Dus wat is nu de logische stap?
Ga naar buiten. In de ochtend. Zonder zonnebril. Zonder zonnecrème. Zonder scherm of smoes. Gewoon jij, en het eerste daglicht.
Niet als lifestylekeuze, maar als biologische noodzaak.

Die eerste 30 minuten zonlicht op je huid en netvlies vormen de basis voor processen die je niet met een supplement kunt vervangen. Je neurotransmitters dopamine, serotonine en later melatonine worden aangestuurd. Je biologische klok krijgt een reset. Je hormonale systeem wordt gesynchroniseerd tot op mitochondriaal niveau.

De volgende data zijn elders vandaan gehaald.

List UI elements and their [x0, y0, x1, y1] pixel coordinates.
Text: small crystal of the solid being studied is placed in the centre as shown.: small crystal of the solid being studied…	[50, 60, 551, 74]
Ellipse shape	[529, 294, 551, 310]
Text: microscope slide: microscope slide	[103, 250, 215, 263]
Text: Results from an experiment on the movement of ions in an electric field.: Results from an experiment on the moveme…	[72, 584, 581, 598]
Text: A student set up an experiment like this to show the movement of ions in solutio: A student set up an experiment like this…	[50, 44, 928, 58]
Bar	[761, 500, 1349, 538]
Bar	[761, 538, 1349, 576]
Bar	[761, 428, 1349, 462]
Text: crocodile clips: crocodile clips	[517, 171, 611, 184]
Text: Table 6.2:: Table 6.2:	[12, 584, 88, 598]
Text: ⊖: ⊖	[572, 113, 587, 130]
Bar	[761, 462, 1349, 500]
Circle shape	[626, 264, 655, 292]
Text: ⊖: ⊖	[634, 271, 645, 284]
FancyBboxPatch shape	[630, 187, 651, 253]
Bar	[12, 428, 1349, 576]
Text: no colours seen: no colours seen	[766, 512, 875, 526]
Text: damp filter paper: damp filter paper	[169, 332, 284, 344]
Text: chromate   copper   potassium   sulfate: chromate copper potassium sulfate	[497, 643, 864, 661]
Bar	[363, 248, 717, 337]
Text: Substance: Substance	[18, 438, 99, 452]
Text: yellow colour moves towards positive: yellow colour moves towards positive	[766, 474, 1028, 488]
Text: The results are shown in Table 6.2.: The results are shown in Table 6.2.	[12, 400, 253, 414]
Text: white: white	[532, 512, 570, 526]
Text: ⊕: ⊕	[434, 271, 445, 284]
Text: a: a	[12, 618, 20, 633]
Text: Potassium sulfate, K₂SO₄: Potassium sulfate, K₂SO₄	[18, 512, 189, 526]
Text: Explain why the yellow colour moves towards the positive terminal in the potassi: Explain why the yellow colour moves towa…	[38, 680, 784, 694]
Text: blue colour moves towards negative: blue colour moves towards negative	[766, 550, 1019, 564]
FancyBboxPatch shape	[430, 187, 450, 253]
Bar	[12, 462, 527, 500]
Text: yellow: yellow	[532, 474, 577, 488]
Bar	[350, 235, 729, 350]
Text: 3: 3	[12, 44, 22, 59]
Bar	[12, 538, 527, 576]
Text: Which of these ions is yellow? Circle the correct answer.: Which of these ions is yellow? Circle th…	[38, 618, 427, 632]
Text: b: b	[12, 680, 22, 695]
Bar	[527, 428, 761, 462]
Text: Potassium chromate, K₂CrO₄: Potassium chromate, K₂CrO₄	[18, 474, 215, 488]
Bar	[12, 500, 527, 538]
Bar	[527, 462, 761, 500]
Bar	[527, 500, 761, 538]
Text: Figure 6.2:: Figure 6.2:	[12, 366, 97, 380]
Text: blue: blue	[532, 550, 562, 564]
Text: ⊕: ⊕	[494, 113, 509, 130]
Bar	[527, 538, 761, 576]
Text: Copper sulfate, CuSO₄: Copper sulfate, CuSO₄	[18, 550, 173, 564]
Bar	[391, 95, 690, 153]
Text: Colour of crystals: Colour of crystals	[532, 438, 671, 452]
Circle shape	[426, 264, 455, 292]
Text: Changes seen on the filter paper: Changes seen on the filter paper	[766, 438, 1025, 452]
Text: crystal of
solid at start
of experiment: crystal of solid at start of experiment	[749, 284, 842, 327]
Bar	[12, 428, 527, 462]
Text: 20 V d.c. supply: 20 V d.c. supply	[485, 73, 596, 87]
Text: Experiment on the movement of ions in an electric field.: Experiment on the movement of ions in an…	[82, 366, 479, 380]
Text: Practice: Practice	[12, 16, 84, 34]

Tegelijk activeert het infrarode licht de vorming van gestructureerd water in je cellen (EZ-water), essentieel voor energie en hydratatie op celniveau. En via datzelfde licht bouwt je lichaam een biofotonenveld op, intern licht waarmee moleculen zoals T3 en T4 worden aangestuurd.
Met andere woorden: zonlicht is geen achtergronddecor van je dag. Het is een eerste voorwaarde.
Zonder ochtendlicht werk je tegen je eigen biologie in.
Met ochtendlicht? Gaat je systeem aan. Zoals het bedoeld is.
Maak er een ritueel van. Niet omdat het ‘gezond’ is, maar omdat het fundamenteel is.